The trouble with this is that you need to know which arguments passed with key = val
syntax are positional and which are keyword arguments before you can choose a method. But you don’t know that until you’ve selected a method. For example, if I see f(x = 1, y = 2, z = 3)
how do I know which subset of x
, y
and z
are positional and should be used to dispatch f
and which are keywords and should be ignored during dispatch? There are 8 = 2^3 possibilities to consider and that number grows exponentially with the number of arguments.
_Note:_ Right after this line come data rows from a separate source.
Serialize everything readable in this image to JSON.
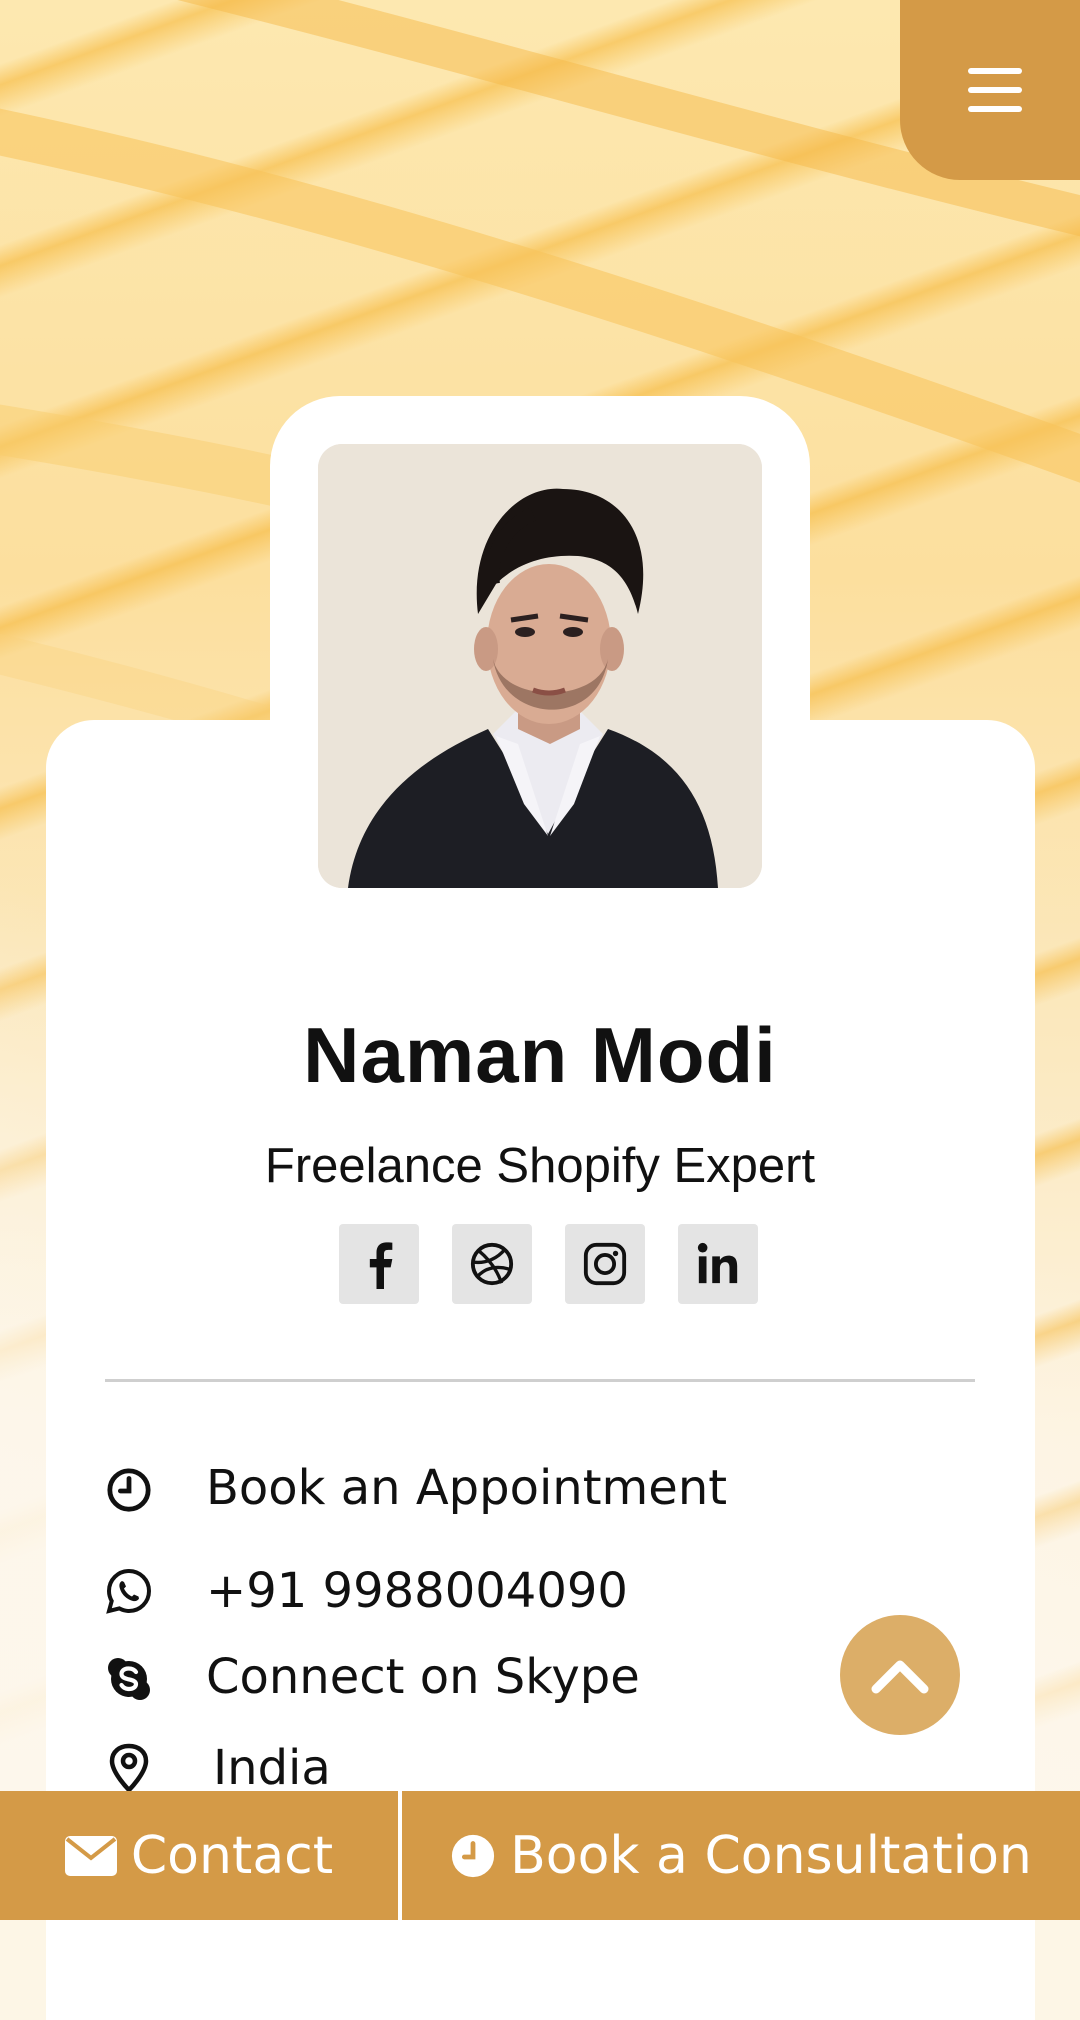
{
  "profile": {
    "name": "Naman Modi",
    "title": "Freelance Shopify Expert"
  },
  "socials": [
    {
      "icon": "facebook-icon"
    },
    {
      "icon": "dribbble-icon"
    },
    {
      "icon": "instagram-icon"
    },
    {
      "icon": "linkedin-icon"
    }
  ],
  "info": {
    "appointment": "Book an Appointment",
    "phone": "+91 9988004090",
    "skype": "Connect on Skype",
    "location": "India"
  },
  "bottom": {
    "contact_label": "Contact",
    "consult_label": "Book a Consultation"
  },
  "colors": {
    "accent": "#d49a47",
    "fab": "#dcae68",
    "background": "#fde8b0"
  }
}
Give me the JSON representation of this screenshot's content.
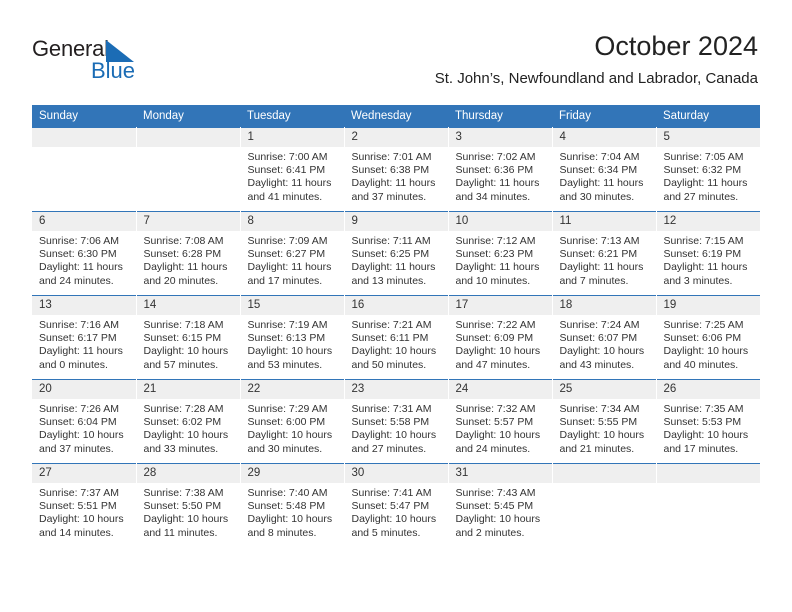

As a higher level observation, Swift was designed to appeal to and make sense to a large existing base of Objective-C programmers and Objective-C does some very unusual stuff with keyword names and dispatch. When someone writes [obj name:argument]
in Objective-C, the name
is the name of the method that’s sent to obj
. So the “keyword names” are actually the name of the method to invoke—any dispatch that’s done happens after looking at the set of keyword names. That’s kind of the opposite of what Julia does, where the dispatch is done ignoring keyword arguments and then keyword values are used to pass additional data to the selected method as though they’d just been assigned at the top of the method body.
More generally when it comes to APIs, if the arguments to a function need labels in order for the call’s meaning to be clear, then the API should probably be reconsidered. Either the arguments should be keywords so that the name is required, or as has been suggested, you could use a structure to hold the options.